The beautiful flowers of the summer garden offer riches for the dyepots of natural dyers. This summer Dorothy and Roberta, members of the Sunshine Coast Spinners and Weavers Guild, and I raided our gardens and gathered on my porch for a dyeing party.
We used the dahlias, begonias, marigolds, daylilies, zinnias and rudbeckia to make bundles as India Flint (http://prophet-of-bloom.blogspot.ca) describes in her book Eco Colour..
To make the bundles, we laid out the flowers on silk pre-mordanted with alum, rolled up the fabric, then tied it tightly.
Once the bundles were ready, we loaded them into the steamer, ready to cook.
While the bundles were steaming, we did some immersion dyeing with French marigold flowers that I’d cooked up the day before. Gardeners have to compete for marigolds with slugs, who have a passion for them and will quickly eat them to the ground. I grow mine in containers and, flashlight in hand, do a nightly slug patrol.
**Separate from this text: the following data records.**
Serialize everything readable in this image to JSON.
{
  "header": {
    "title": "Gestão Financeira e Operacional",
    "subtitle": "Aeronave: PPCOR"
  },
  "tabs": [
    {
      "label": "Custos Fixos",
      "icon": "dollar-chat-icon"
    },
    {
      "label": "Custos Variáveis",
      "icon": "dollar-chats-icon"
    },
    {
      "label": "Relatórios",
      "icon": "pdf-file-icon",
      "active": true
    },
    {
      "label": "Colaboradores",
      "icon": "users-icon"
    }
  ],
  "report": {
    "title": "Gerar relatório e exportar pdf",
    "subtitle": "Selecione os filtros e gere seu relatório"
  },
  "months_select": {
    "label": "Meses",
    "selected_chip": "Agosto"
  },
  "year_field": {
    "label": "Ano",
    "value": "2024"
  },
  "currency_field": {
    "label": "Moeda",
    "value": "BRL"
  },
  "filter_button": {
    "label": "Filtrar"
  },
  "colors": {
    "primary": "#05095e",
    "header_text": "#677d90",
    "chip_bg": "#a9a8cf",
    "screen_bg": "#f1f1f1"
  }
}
We added our fabric and fibre to the dyebath and turned on the electric hotplate that lives on my porch.
While the dyepot was heating, we did some dyeing and overdyeing with the indigo vat I keep going. It’s such an easy and fast way to dye—no mordanting or heating is needed.
When the bundles and marigold dyeing were finished, we set them out to cool. But no unwrapping those bundles yet. They need to be left to sit at least overnight to let the colour set in more deeply—torture for the curious!
The results of our wonderful day of dyeing with summer flowers.